MUMBAI: The Indian media and entertainment sector has never had it so good. The sector has recently drawn a whole lot of local and global attention with various companies investing in the space. However, private equity investors are looking for companies that have consistent and stable growth, which is where the media and entertainment sector needs to pull its socks up.
In the session titled ‘Financing Option and Valuation of the Entertainment Industry’ at FICCI FRAMES, Blackstone Advisors India chairman and managing director Akhil Gupta said that the media and entertainment industry has been very buoyant recently and has managed to attract equity financing.
Ernst & Young traction advisory services associate director Mukesh Jain said, “Major media groups are expanding beyond their core areas in terms of segments and geographies. Companies are now keenly eyeing or already investing in digital and new media space. On the movies’ front, people are now moving away from family run businesses to the institutional space.”

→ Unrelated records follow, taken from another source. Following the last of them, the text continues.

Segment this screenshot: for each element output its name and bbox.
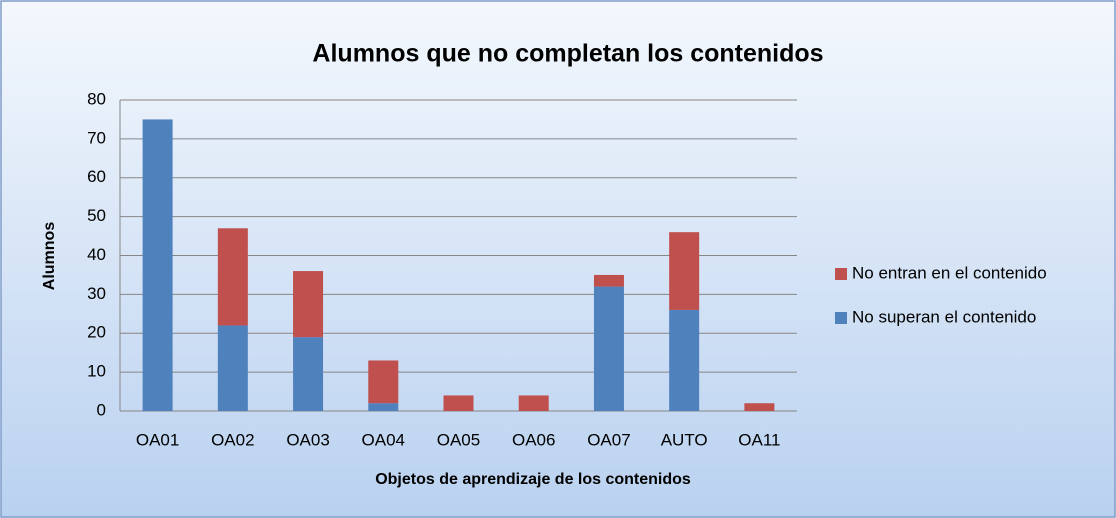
- bar-segment: [593, 286, 624, 411]
- bar-segment: [293, 271, 324, 338]
- y-tick-label: 0: [97, 400, 106, 419]
- x-axis-title: Objetos de aprendizaje de los contenidos: [375, 471, 691, 488]
- x-tick-label: OA03: [286, 430, 329, 449]
- bar-segment: [518, 395, 549, 411]
- bar-segment: [368, 403, 399, 411]
- bar-segment: [142, 119, 173, 411]
- y-tick-label: 80: [87, 89, 106, 108]
- bar-segment: [593, 274, 624, 287]
- y-tick-label: 50: [87, 206, 106, 225]
- x-tick-label: AUTO: [661, 430, 708, 449]
- bar-segment: [669, 232, 700, 310]
- x-tick-label: OA01: [136, 430, 179, 449]
- bar-segment: [669, 309, 700, 411]
- legend-label: No entran en el contenido: [852, 263, 1047, 282]
- bar-segment: [293, 337, 324, 411]
- y-tick-label: 20: [87, 323, 106, 342]
- bar-segment: [368, 360, 399, 404]
- y-tick-label: 30: [87, 284, 106, 303]
- legend-label: No superan el contenido: [852, 307, 1036, 326]
- x-tick-label: OA04: [362, 430, 405, 449]
- chart-title: Alumnos que no completan los contenidos: [312, 40, 823, 68]
- bar-segment: [744, 403, 775, 411]
- y-tick-label: 70: [87, 128, 106, 147]
- bar-segment: [443, 395, 474, 411]
- bar-segment: [217, 325, 248, 411]
- x-tick-label: OA07: [587, 430, 630, 449]
- y-tick-label: 60: [87, 167, 106, 186]
- y-tick-label: 40: [87, 245, 106, 264]
- bar-segment: [217, 228, 248, 326]
- legend-swatch: [835, 268, 847, 280]
- x-tick-label: OA06: [512, 430, 555, 449]
- x-tick-label: OA05: [437, 430, 480, 449]
- legend-swatch: [835, 312, 847, 324]
- y-tick-label: 10: [87, 362, 106, 381]
- x-tick-label: OA11: [738, 430, 780, 449]
- x-tick-label: OA02: [211, 430, 254, 449]
- y-axis-title: Alumnos: [41, 222, 58, 291]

The film production arena has seen a re-emergence of the studio system, dependence on box office has become decreased with additional revenue streams like overseas, home video, digital rights coming in the picture. “Moreover, corporateization has led to film space getting an industry status,” added Jain.
As far as the film distribution segment is concerned, with the coming in of digital cinema, movies are now ensured a wider release. Additionally multiplexes have also started penetrating the Tier II towns and the windows of revenues are also multiplying with theatrical, home video, satellite TV etc coming in the picture, said Jain.
The various equity financing options available for companies in the media and entertainment sector are: private equity, domestic listing and global listing. Companies like UTV and NDTV have been planning overseas listings.
However, drawbacks that one faces in financing film production is that it is fragmented, governed by ‘hits and misses’ and is largely dependent on star power. On the other hand, the film exhibition business has a dearth of quality content, is marred by piracy and has high taxation. “This is not something that goes down well with private equity investors. They are looking for consistent and stable growth and that is where the media and entertainment sector needs to buck up,” added Jain.
Ambit Corporate Finance partner and CEO Ashok Wadhwa said, “The India story has re-emerged. We need to learn from the mistakes we made in 2000 – 2001. If an investor does not see an opportunity to get returns on his investment, then he will never be interested. There is no dearth of money here today and the marriage of creative talent and those who fund this creative talent is very essential.”
Speaking on film financing, Wadhwa said that significant amount of money will be invested here since the industry is formalised and hence attractive. “Business houses will invest and so will funds – domestically or globally… there is tremendous scope. At least $ 100 – 200 million will be raised by media and entertainment companies before the second quarter ends,” he informed.
However, Wadhwa warned that media and entertainment companies should tap the market at the right time and not too early in the day.
Bank of Montreal USA communications and technology group director media Neetu Bhatia said that companies like Time Warner are keen to have a presence in India. “Investors are looking at Indian media assets. Consumer demand for filmed entertainment is going to outpace the general economy. The consumer is becoming increasingly fickle. The key lies in how to push the content to the consumer rather than having the consumer pull content.”